One thing to note about this session: it’s a short one. It begins Monday, 1/10, and will only go till mid-March. Anyway, short session, short preamble. So, without further ado…
🐐 Our big nine 🐐
🚫 Ending Qualified Immunity for Police (HB 1202)
In 1967, the U.S. Supreme Court made it so government agents (like police) couldn’t be held liable for their misconduct—even when they break the law. What became known as qualified immunity hinges on a highly subjective, and nearly impossible to disprove, “good faith” standard. Like many of our issues it’s a place where congress failed, but our state can lead. Legislators should end this heinous policy that protects violent police officers from accountability. Last year, we made some headway, successfully removing the “malice” standard. This year, we’re coming for the whole thing.
🔎 Community Oversight of Police (HB 1203)
It’s only fair that the people who live in a policed area get a say on what the police do. Adding community oversight empowers communities in every city to compel testimony from police leadership and issue directives for disciplinary action that allow real accountability.
🔀 Independent Investigations for Police (HB 1507)

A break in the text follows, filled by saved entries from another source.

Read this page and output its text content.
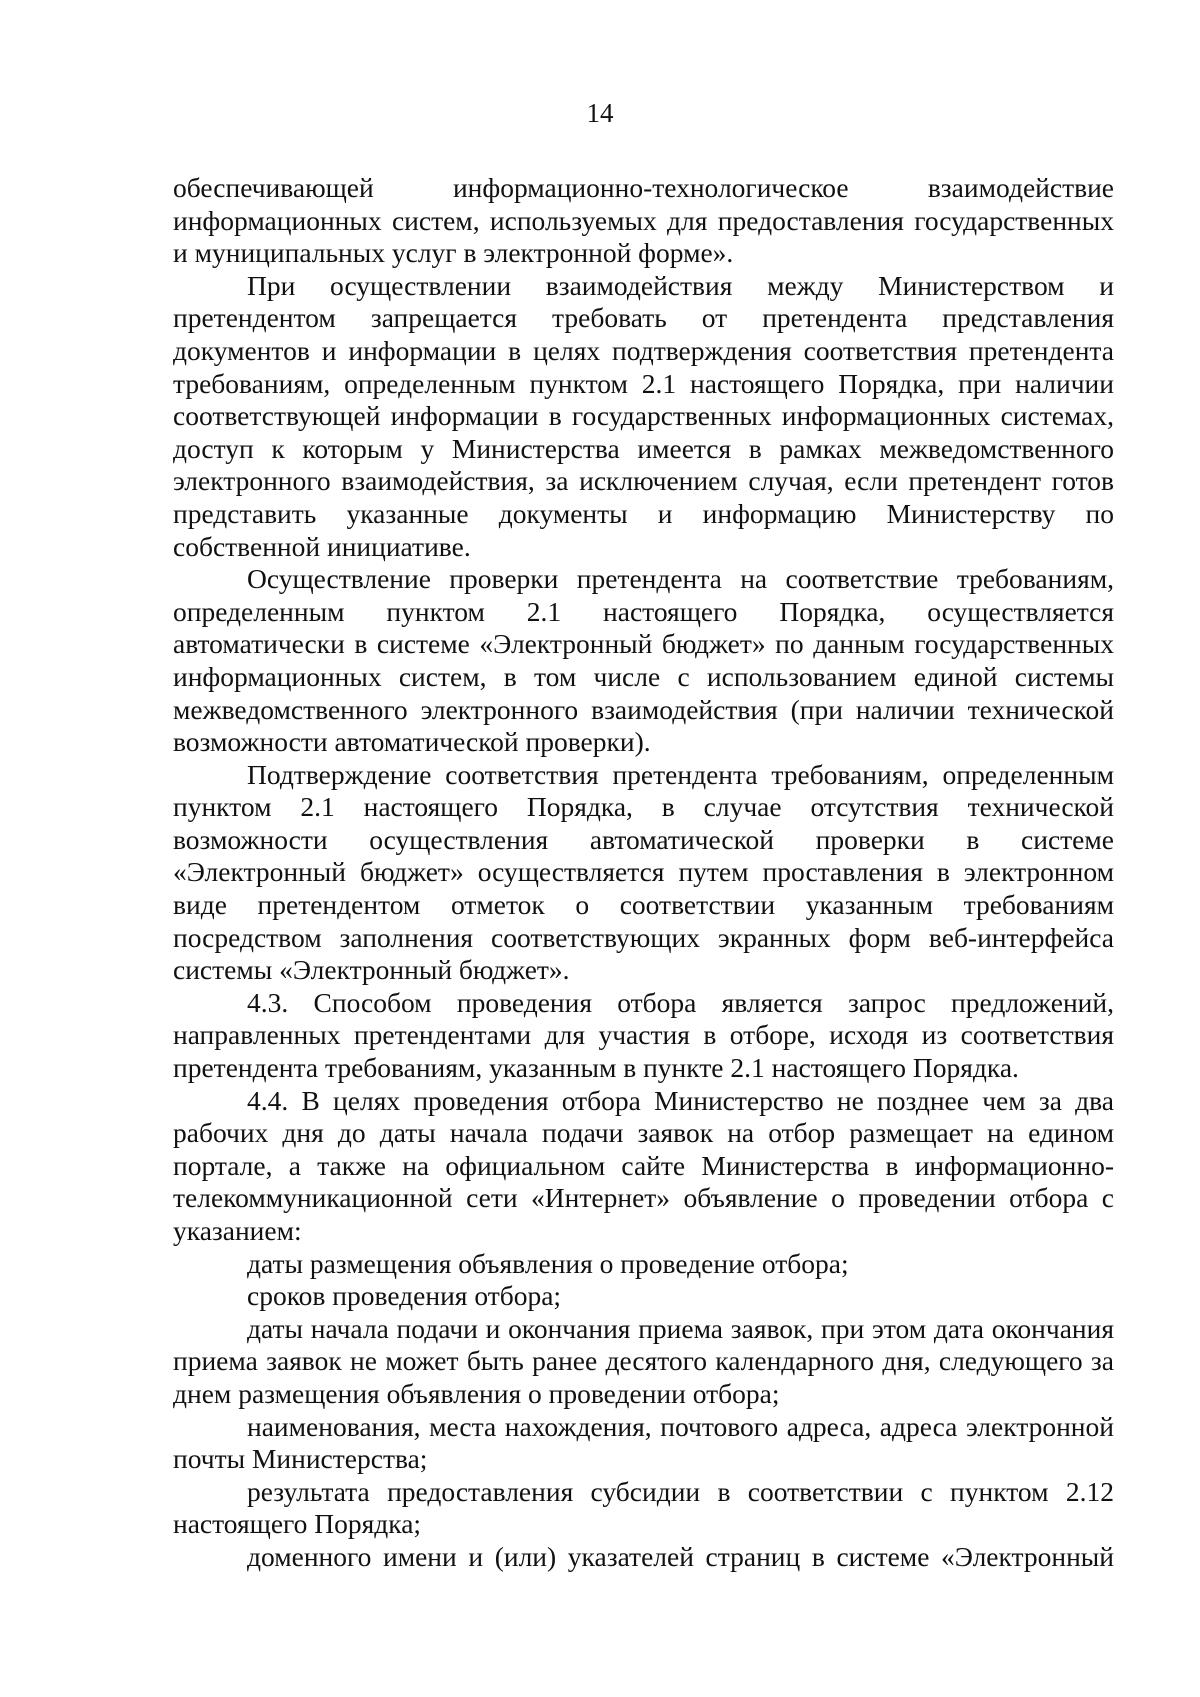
14

обеспечивающей информационно-технологическое взаимодействие информационных систем, используемых для предоставления государственных и муниципальных услуг в электронной форме».

При осуществлении взаимодействия между Министерством и претендентом запрещается требовать от претендента представления документов и информации в целях подтверждения соответствия претендента требованиям, определенным пунктом 2.1 настоящего Порядка, при наличии соответствующей информации в государственных информационных системах, доступ к которым у Министерства имеется в рамках межведомственного электронного взаимодействия, за исключением случая, если претендент готов представить указанные документы и информацию Министерству по собственной инициативе.

Осуществление проверки претендента на соответствие требованиям, определенным пунктом 2.1 настоящего Порядка, осуществляется автоматически в системе «Электронный бюджет» по данным государственных информационных систем, в том числе с использованием единой системы межведомственного электронного взаимодействия (при наличии технической возможности автоматической проверки).

Подтверждение соответствия претендента требованиям, определенным пунктом 2.1 настоящего Порядка, в случае отсутствия технической возможности осуществления автоматической проверки в системе «Электронный бюджет» осуществляется путем проставления в электронном виде претендентом отметок о соответствии указанным требованиям посредством заполнения соответствующих экранных форм веб-интерфейса системы «Электронный бюджет».

4.3. Способом проведения отбора является запрос предложений, направленных претендентами для участия в отборе, исходя из соответствия претендента требованиям, указанным в пункте 2.1 настоящего Порядка.

4.4. В целях проведения отбора Министерство не позднее чем за два рабочих дня до даты начала подачи заявок на отбор размещает на едином портале, а также на официальном сайте Министерства в информационно-телекоммуникационной сети «Интернет» объявление о проведении отбора с указанием:

даты размещения объявления о проведение отбора;

сроков проведения отбора;

даты начала подачи и окончания приема заявок, при этом дата окончания приема заявок не может быть ранее десятого календарного дня, следующего за днем размещения объявления о проведении отбора;

наименования, места нахождения, почтового адреса, адреса электронной почты Министерства;

результата предоставления субсидии в соответствии с пунктом 2.12 настоящего Порядка;

доменного имени и (или) указателей страниц в системе «Электронный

Yet another way police remain unaccountable is how, when a complaint is filed, other law enforcement bodies like local prosecutors or county sheriffs investigate the very police they work with on a day-to-day basis. Maybe that’s a bad idea when the whole Blue Wall of Silence exists. This is a no brainer, and we’re doing everything we can to not make a “who watches the watchmen” joke.
🏦 Wealth Tax (HB 1406 & SB 5426)
Our state has the most regressive tax system in the nation. Like, all drama aside, we actually do. Those with the least pay the most. And that’s not right. Especially when our state ranks seventh in number of billionaires and third in total net worth. It’s high time we implement a 1% on wealth that’s over a billion dollars.
🌎 Mitigate The Climate Crisis (HB 1099)
Last year, state legislators said “lol jk” to passing HB 1099, which would update what’s called the Growth Management Act (GMA) so that our cities reduce greenhouse gas emissions, and protect communities and natural resources from the accelerating impacts of a changing climate. It would also finally embed a more robust and up-to-date definition of environmental justice into the GMA, which would then distribute funds to the most-environmentally-impacted communities (which are largely PoC).
📜 Improve the Washington Voting Rights Act (SB 5597)
We all saw what happened with Yakima, where the county admitted to disenfranchising Latino voters (7 years after community successfully sued the city for the exact same thing). Obviously our VRA is in need of some technical changes to protect voters’ voices, remove barriers to filing challenges, and obtain fair remedies from the courts.
💌 Unemployment Insurance for Every Worker (Not Yet Filed)
Our unemployment system structurally excludes undocumented workers, many of whom pay taxes to fund unemployment benefits, work through the pandemic to put food on our tables, sanitize surfaces, and take care of patients despite the health risk. We owe it to all of us to include all workers in the Employment Security Department’s mandate by building a permanent, separate unemployment insurance system that provides benefits to undocumented workers.
🗳️ Local Options for Local Elections (SB 5584)
Our current winner-take-all system disincentivizes actually voting with your heart. It forces us to think about strategic voting and stokes cynicism. Switching to Ranked-Choice Voting would allow voters to pick first, second, and third choices, which means if their most preferred candidate can’t make the cut, voters’ desires still matter because their second-most preferred vote can. This bill doesn’t mandate anything for towns or cities; it simply lifts the ban on reforms, like ranked-choice voting and proportional representation. Organizing around any issue only matters in the context of a reliably responsive and proportional multiracial democracy.
🇺🇸 Presidential Ranked-Choice Voting (Not Yet Filed)
The same thing as the bill above, but applied to presidential elections! With Senator Rivers (R) and Senator Mona Das (D) leading the effort in the Senate, this is our big, beautiful, bi-partisan baby bill. It’s especially important because of the high stakes of 2024, and the fact that the last presidential primary had about 25% of all the votes cast in Washington devoid because they went to candidates who were no longer in the race, at no fault to voters. Some candidates pulled out well after people could already begin casting their ballots in our state.